[mythtv-users] Recordings disappeared
Michael T. Dean
mtdean at thirdcontact.com
Tue Jun 29 17:11:26 UTC 2010
On 06/29/2010 10:01 AM, Jason Ward wrote:
> On 29 June 2010 13:26, Brent Bolin wrote:
>
>> Thanks for both of your replies.
>>
>> I've heard that dirty word "zero-byte on this list but didn't know what it
>> was.
>>
>> Currently only using the option of reserved space that mythtv thinks
>> it needs(off 0). I can try increasing that. I have a cron job that
>> reports disk space every hour and right about that time `df -h` was
>> showing about 9GB. So when this happened it might have been even
>> less.
>>
>> I never saw my freespace fall below 5GB, and thats way enough to take even
>>
> my biggest recording (I have no HD tuners) but my experience/feeling was
> that once free diskspace dipped below 20GB I was only a matter of hours
> before zero byte recording showed up
>> For a couple of hours after this happened I scheduled max recordings
>> to keep all tuners busy. Didn't see the problem.
>>
>> Yeah, I can't see that for me it was related to the amount of work being
>>
> done by the tuners, I've only got 2, but they can record up to 6 TV channels
> between them (in my current setup) and they've done this several times with
> no problem.
>
Kevin wasn't talking about a full hard drive (zero available space), he
was talking about an empty recording file (zero byte size or no file at
all).
I.e. MythTV writes all the data that your digital capture card gives
it. In the case that your capture card is locked up due to system
hardware or driver issues, MythTV gets exactly zero data--therefore,
MythTV writes exactly zero data for the recording.

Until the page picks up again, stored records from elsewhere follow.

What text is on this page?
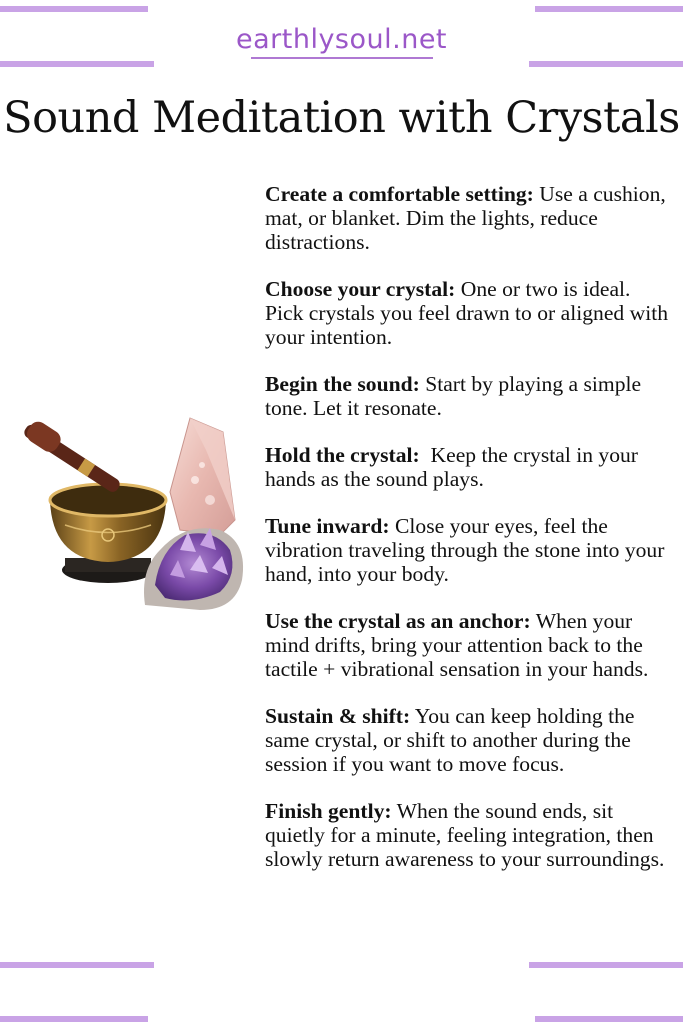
earthlysoul.net
Sound Meditation with Crystals
Create a comfortable setting: Use a cushion, mat, or blanket. Dim the lights, reduce distractions.
Choose your crystal: One or two is ideal. Pick crystals you feel drawn to or aligned with your intention.
Begin the sound: Start by playing a simple tone. Let it resonate.
Hold the crystal:  Keep the crystal in your hands as the sound plays.
Tune inward: Close your eyes, feel the vibration traveling through the stone into your hand, into your body.
Use the crystal as an anchor: When your mind drifts, bring your attention back to the tactile + vibrational sensation in your hands.
Sustain & shift: You can keep holding the same crystal, or shift to another during the session if you want to move focus.
Finish gently: When the sound ends, sit quietly for a minute, feeling integration, then slowly return awareness to your surroundings.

So, fix your hardware or your signal. Or, since this just started
happening when you added new capture devices, you may have a broken
Input Connections configuration (and can clean out the garbage and redo
it properly with
http://www.gossamer-threads.com/lists/mythtv/users/264034#264034 ). A
broken Input Connections configuration can also put capture card drivers
into a bad state--or may just be referring to devices improperly meaning
we don't get any data from them.
Jason's first message referred to the fact that if your system is
experiencing significant I/O wait--i.e. because you're using the same
file system (and/or hard drive) for recordings and the MySQL database,
and the MySQL database is writing a bunch of database data and prevents
MythTV from writing recording data--you'll get either recording file
corruption or (if it causes a serious problem at the start of the
recording) it could even put the capture card into a bad state (as Kevin
mentioned) and result in the card providing no data to MythTV (after
buffers fill and aren't properly drained or something).